Palma, an 82-year-old trainer, began working at a Mexico City racetrack at 13 and came to the U.S. in 1959 to work in American stables, where the pay was better.
Palma struggled for more than 10 years as an immigrant living in California illegally, earning very little at the tracks. He worked nearly every backstretch job, working his way up to become one of the few Latino trainers at Santa Anita. Now, he employs nearly all Latino workers and has helped at least 30 gain citizenship and work permits, he said.
Palma worries about his employees amid the controversy and thinks the politicians and media don’t understand their situation.
“They focus on the fatalities. It’s the first thing they talk about,” Palma said. “They never talk about the people who take care of them and love them. … There’s no one who suffers more than us when a horse is injured. We take care of these horses better than some take care of a child.”
Jenine Sahadi, a retired horse trainer who runs a nonprofit for backstretch workers in California, said they are hard-working people faced with a lot of uncertainty.
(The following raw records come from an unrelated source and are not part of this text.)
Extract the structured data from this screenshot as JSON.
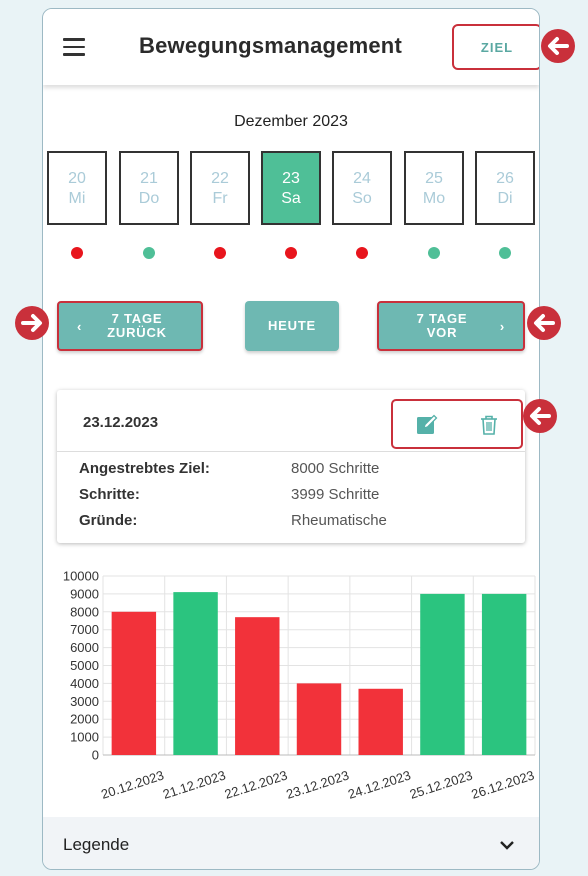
{
  "header": {
    "title": "Bewegungsmanagement",
    "goal_button": "ZIEL"
  },
  "calendar": {
    "month": "Dezember 2023",
    "days": [
      {
        "num": "20",
        "weekday": "Mi",
        "selected": false,
        "status": "red"
      },
      {
        "num": "21",
        "weekday": "Do",
        "selected": false,
        "status": "green"
      },
      {
        "num": "22",
        "weekday": "Fr",
        "selected": false,
        "status": "red"
      },
      {
        "num": "23",
        "weekday": "Sa",
        "selected": true,
        "status": "red"
      },
      {
        "num": "24",
        "weekday": "So",
        "selected": false,
        "status": "red"
      },
      {
        "num": "25",
        "weekday": "Mo",
        "selected": false,
        "status": "green"
      },
      {
        "num": "26",
        "weekday": "Di",
        "selected": false,
        "status": "green"
      }
    ]
  },
  "nav": {
    "back_line1": "7 TAGE",
    "back_line2": "ZURÜCK",
    "today": "HEUTE",
    "forward_line1": "7 TAGE",
    "forward_line2": "VOR"
  },
  "card": {
    "date": "23.12.2023",
    "rows": [
      {
        "label": "Angestrebtes Ziel:",
        "value": "8000 Schritte"
      },
      {
        "label": "Schritte:",
        "value": "3999 Schritte"
      },
      {
        "label": "Gründe:",
        "value": "Rheumatische"
      }
    ]
  },
  "chart_data": {
    "type": "bar",
    "categories": [
      "20.12.2023",
      "21.12.2023",
      "22.12.2023",
      "23.12.2023",
      "24.12.2023",
      "25.12.2023",
      "26.12.2023"
    ],
    "values": [
      8000,
      9100,
      7700,
      4000,
      3700,
      9000,
      9000
    ],
    "colors": [
      "#f2323a",
      "#2bc47f",
      "#f2323a",
      "#f2323a",
      "#f2323a",
      "#2bc47f",
      "#2bc47f"
    ],
    "ylim": [
      0,
      10000
    ],
    "yticks": [
      "0",
      "1000",
      "2000",
      "3000",
      "4000",
      "5000",
      "6000",
      "7000",
      "8000",
      "9000",
      "10000"
    ],
    "grid": true
  },
  "legend": {
    "label": "Legende"
  },
  "colors": {
    "accent": "#6eb8b2",
    "selected": "#4fbf97",
    "good": "#2bc47f",
    "bad": "#f2323a",
    "highlight": "#c9303b"
  }
}
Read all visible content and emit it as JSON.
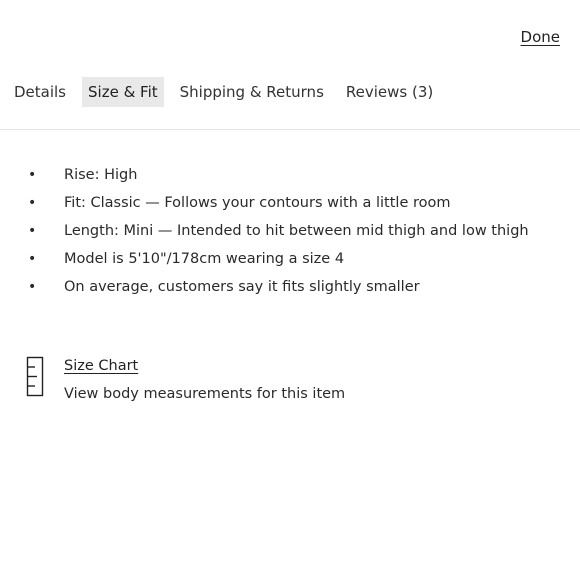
{
  "header": {
    "done_label": "Done"
  },
  "tabs": [
    {
      "label": "Details",
      "active": false
    },
    {
      "label": "Size & Fit",
      "active": true
    },
    {
      "label": "Shipping & Returns",
      "active": false
    },
    {
      "label": "Reviews (3)",
      "active": false
    }
  ],
  "fit_details": [
    "Rise: High",
    "Fit: Classic — Follows your contours with a little room",
    "Length: Mini — Intended to hit between mid thigh and low thigh",
    "Model is 5'10\"/178cm wearing a size 4",
    "On average, customers say it fits slightly smaller"
  ],
  "bullet_char": "•",
  "size_chart": {
    "icon": "ruler-icon",
    "link_label": "Size Chart",
    "description": "View body measurements for this item"
  }
}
“There’s been a level of ignorance,” Sahadi said. “It’s a complicated industry, and most people don’t understand it. Media in general has contributed to the panic by the lack of information.”
Dagoberto Lopez, who hails from Mexico, said he owes much to his job at Santa Anita. His bosses helped him earn a work permit, and last year he became a U.S. citizen. He lived at the park before starting a family, and his job helped him provide for three children.
“If it closes, we’ll all have nothing,” Lopez said.
Lopez said he wishes people understood how much backstretch workers love the horses. When one of the horses under his care, Goldencents, won the Santa Anita Derby and two Breeders’ Cup races a few years back, he felt just as proud as when his son graduated high school.
That son, Jayro Lopez, 23, who works at Santa Anita during the summers while attending Cal State Long Beach, laughed.
His father, he said, was not exaggerating.